Providers/supplier may be removed from the review process after any of the three rounds of probe review, if they demonstrate low error rates or sufficient improvement in error rates. However, providers/suppliers with moderate and high error rates in the first round of reviews will continue on to a second round of reviews, followed by additional provider specific education and those providers/suppliers that continue to have high error rates in the second round of review and education will continue to the third round. Providers/suppliers that continue to have high error rates after three rounds of TJPE may be referred to CMS for additional action.

AHA’s motion calls for end of appeals backlog litigation

The American Hospital Association filed on October 14, 2016, a motion for summary judgment formally requesting mandamus relief instructing the Secretary of HHS to comply with mandatory statutory deadlines and clear the backlog of pending Medicare claims appeals. In the motion, the AHA agrees that the backlog cannot be cured overnight, but that “the Secretary has treated difficulty as an excuse for inaction.”

Motion for summary judgment

The AHA requests that that court order the Secretary to implement three sets of solutions for the backlog: (1) offer reasonable settlements to broad groups of Medicare providers and suppliers; (2) delay repayment of at least some subset of disputed Medicare claims and toll the accrual of interest on those claims for waiting times beyond the statutory maximums; and (3) impose financial penalties on recovery audit contractors (RACs) for poor outcomes at the administrative law judge (ALJ) level. The AHA claims that the Secretary has the authority to implement each reform to target the existing backlog of appeals and reduce the number of future appeals. The motion also gives the option for the Secretary to offer and implement proposals of her own that would have at least a significant effect on reducing the backlog and minimizing its impact in the interim.

Procedural history

The AHA, Baxter Regional Medical Center, Covenant Health, and Rutland Regional Medical Center (Medicare providers) asked the court to issue a writ of mandamus to compel HHS to process their long-pending Medicare claim-reimbursement appeals in accordance with statutory timelines.

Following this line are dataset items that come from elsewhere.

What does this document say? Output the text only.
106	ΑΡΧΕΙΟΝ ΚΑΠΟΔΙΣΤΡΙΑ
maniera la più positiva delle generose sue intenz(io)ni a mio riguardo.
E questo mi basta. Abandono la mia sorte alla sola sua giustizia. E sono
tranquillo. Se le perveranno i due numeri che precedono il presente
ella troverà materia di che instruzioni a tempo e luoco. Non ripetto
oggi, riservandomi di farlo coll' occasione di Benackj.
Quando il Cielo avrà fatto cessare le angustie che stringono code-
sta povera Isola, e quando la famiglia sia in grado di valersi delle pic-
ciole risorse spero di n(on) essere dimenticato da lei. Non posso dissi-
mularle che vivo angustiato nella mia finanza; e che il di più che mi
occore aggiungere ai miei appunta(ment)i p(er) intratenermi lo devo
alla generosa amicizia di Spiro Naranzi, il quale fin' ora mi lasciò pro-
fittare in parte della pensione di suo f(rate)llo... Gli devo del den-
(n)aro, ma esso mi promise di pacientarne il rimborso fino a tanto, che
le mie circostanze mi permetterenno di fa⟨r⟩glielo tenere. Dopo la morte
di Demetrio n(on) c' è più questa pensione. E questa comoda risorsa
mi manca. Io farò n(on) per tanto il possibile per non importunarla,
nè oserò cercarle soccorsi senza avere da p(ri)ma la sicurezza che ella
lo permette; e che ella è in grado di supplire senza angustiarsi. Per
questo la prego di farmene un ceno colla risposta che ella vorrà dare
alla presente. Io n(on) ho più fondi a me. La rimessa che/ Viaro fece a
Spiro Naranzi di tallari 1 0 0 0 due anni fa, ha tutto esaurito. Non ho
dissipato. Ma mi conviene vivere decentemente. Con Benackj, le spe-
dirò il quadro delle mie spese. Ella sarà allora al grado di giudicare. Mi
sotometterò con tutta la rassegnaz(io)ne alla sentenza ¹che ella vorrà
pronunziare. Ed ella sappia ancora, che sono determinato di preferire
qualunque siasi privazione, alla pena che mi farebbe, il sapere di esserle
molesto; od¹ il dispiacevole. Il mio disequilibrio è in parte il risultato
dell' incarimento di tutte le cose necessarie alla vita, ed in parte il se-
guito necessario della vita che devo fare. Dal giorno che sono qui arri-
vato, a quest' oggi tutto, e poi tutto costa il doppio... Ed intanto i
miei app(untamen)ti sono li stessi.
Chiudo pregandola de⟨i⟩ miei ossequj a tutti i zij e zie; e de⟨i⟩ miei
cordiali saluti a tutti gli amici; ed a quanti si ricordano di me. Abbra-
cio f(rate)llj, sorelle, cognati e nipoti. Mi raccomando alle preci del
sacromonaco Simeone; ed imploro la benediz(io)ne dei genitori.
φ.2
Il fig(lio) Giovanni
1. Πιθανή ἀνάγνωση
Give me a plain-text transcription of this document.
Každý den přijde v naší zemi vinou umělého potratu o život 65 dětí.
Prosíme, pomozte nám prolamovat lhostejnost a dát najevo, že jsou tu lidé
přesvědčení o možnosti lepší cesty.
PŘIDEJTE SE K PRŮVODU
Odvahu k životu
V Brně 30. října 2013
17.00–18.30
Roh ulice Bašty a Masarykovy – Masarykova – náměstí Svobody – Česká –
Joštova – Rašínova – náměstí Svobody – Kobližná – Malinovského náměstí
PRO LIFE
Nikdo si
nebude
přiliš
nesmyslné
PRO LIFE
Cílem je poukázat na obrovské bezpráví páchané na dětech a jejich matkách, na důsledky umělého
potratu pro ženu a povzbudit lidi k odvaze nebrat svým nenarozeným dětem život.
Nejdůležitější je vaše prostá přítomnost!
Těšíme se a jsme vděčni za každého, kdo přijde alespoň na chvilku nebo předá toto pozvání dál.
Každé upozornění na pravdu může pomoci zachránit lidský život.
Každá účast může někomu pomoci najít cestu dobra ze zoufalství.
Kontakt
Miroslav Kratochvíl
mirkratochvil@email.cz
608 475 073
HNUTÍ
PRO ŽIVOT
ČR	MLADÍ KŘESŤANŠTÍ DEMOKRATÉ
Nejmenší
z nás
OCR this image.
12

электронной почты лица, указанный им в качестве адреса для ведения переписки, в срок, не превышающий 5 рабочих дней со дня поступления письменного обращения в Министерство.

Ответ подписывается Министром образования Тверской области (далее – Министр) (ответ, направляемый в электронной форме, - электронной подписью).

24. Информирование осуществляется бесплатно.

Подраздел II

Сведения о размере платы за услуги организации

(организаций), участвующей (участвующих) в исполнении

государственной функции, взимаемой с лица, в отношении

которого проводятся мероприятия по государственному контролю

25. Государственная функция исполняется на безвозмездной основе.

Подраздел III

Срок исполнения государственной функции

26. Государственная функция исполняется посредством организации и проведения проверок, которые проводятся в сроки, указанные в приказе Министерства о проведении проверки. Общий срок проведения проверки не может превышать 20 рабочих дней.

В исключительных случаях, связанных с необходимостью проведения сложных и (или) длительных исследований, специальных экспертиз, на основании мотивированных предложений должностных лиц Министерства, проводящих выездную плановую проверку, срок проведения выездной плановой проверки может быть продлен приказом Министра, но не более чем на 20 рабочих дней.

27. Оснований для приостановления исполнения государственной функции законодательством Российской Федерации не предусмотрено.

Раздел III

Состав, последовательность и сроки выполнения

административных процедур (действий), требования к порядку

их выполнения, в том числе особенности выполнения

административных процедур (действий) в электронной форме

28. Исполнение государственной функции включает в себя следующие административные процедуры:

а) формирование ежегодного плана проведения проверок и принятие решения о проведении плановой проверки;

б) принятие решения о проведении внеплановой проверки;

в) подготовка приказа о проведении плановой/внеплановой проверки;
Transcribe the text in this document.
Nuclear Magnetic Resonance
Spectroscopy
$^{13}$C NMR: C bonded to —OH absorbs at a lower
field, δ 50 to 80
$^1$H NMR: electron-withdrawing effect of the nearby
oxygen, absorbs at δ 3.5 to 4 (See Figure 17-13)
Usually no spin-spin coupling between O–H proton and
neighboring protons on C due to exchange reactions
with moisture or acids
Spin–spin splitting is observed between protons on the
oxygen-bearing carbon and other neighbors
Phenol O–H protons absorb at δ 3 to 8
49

In December 2014, the D.C. district court declined to intervene to resolve the backlog of Medicare reimbursement appeals, stating that “the waiting game must go on.” Although the court agreed that HHS had violated its statutory obligations and reasoned that Recovery Audit Contractors (RAC) audits may have been worsening the problem, the court determined that it was not in a position to address the massive and growing administrative backlog because the problem required cooperation between Congress and HHS.

In February 2016, however, the D.C Court of Appeals revived the case and sent it back to the district court because the backlog of delays had gotten worse. At that time, the Court of Appeals instructed the district court that “in all likelihood,” it should order HHS to comply with the appeals deadlines if HHS or Congress failed to make meaningful progress toward solving the problem within a reasonable period of time. The court pointed to the close of the next appropriations cycle (September 30, 2016) as the deadline for resolution. In response, the Secretary asked the district court to stay the proceedings until September 30, 2017, to allow HHS to move forward on various efforts designed to tackle the backlog of reimbursement appeals. The D.C. district court denied HHS’ request to delay further proceedings in the case, holding that the Secretary’s proposals to reduce the claims review backlog and comply with statutory review deadlines would not result in meaningful progress.